From Eliel and Eero Saarinen’s Midwest churches to Marcel Breuer’s austere concrete to the far-out experiments of Pietro Belluschi, the series is a beautiful study of how religion has long spawned many of the world’s most beautiful buildings.
“I was always in awe of how light and a few building materials like concrete, glass and wood can evoke a spiritual feeling,” says Morlinghaus, who was drawn to the beauty of churches after experiencing the “very cathedral-like feel” of Eero Saarinen’s Terminal 5 at JFK.
The structures he documented are full of vaulted ceilings, soaring cantilevers and manipulated light, all of which are meant to enrapture believers.
But Morlinghaus, who describes himself as agnostic, says he’s not trying to sell anyone on the merits of religion. He simply wants to provide reverent and referential descriptions of the buildings.
“I try to keep my photography as distinct as I can from personal interpretations,” says the photographer, whose exposures can be as long as 45 minutes in some of the darkened cathedrals.
In all, Morlinghaus photographed 17 places of worship with his Sinar P2 8×10 large format film camera.
All but Mariendom in Neviges, Germany, are in the United States. In every case, Morlinghaus says, clergy and custodians were proud to welcome him in.

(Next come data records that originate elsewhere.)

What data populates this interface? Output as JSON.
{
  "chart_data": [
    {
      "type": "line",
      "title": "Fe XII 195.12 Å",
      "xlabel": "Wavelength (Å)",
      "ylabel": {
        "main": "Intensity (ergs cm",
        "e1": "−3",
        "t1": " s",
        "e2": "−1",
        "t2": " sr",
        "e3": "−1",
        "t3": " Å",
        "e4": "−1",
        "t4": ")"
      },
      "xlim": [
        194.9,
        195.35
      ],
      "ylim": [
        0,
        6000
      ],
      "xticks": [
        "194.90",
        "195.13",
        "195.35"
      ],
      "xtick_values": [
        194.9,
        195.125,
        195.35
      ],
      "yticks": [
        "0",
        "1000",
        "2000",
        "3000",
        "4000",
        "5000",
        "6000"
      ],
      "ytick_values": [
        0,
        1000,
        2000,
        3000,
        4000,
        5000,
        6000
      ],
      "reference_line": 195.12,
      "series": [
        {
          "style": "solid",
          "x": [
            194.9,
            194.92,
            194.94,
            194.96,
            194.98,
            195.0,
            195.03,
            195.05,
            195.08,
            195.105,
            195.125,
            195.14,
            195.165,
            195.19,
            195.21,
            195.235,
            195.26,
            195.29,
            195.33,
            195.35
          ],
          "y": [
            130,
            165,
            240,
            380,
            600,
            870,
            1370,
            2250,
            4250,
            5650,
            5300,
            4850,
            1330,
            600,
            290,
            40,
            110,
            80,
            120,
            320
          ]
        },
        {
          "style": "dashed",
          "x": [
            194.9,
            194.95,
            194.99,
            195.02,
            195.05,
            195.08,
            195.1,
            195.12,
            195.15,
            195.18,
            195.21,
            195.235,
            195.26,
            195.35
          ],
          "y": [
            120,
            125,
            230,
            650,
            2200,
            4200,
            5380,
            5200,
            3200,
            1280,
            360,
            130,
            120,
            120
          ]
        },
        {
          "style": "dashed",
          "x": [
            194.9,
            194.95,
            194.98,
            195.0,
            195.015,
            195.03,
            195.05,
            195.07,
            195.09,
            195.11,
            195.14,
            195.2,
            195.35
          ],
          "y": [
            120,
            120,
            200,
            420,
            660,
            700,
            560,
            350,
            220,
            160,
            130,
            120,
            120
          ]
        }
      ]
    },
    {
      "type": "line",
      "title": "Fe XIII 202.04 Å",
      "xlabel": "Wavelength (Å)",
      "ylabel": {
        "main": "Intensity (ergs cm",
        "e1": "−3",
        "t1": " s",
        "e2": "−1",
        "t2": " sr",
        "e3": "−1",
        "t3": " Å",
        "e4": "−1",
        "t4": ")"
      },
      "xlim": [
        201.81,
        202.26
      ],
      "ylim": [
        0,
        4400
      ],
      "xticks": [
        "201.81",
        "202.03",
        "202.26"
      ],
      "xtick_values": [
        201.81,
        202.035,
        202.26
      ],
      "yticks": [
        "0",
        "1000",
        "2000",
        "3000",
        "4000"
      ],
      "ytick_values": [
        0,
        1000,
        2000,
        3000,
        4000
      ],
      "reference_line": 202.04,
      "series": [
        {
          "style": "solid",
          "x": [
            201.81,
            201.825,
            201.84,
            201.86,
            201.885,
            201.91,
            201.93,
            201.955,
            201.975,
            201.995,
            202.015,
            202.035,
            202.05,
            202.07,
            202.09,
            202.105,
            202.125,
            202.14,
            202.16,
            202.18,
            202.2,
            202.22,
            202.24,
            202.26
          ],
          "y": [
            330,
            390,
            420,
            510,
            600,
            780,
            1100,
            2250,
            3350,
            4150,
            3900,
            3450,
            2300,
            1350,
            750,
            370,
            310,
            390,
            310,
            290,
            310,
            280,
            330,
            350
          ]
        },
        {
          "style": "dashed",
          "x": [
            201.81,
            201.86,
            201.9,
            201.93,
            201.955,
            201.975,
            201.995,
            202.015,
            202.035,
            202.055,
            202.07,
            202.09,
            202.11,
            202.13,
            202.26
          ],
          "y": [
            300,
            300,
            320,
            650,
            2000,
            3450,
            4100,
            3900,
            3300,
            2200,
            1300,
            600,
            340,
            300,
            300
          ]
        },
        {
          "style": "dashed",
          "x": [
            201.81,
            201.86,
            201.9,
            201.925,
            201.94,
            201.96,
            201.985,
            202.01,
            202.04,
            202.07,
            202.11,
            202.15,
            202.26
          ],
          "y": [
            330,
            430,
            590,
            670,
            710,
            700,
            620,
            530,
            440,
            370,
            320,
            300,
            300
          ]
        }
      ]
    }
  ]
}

“These ecclesiastical buildings were the most accessible interiors that I ever photographed,” he says. “Rarely, have I encountered more cooperative or welcoming people.”
While photographing at the US Air Force Academy Cadet Chapel—a bustling tourist spot—the minister barred anyone from entering during Morlinghaus’ eight-minute exposure.
Of all of the houses of worship he visited, Morlinghaus’ favorite is the Thorncrown Chapel in Eureka Springs, Arkansas, designed by E. Fay Jones. It’s a monumental space that brings the forest into the church.
Initially, Morlinghaus was dissatisfied with his first photograph, but second and third attempts achieved an image that reflected the soul-stirring flood of light within. Morlinghaus’ image of Thorncrown (slide 10) is publicly shown here for the first time.
Form/Faith is not yet finished. Like the buildings he photographs, Morlinghaus wants the project to be grand. Plus, there’s much more religious architecture to be explored. “It’s time to continue and get the funding together,” he says.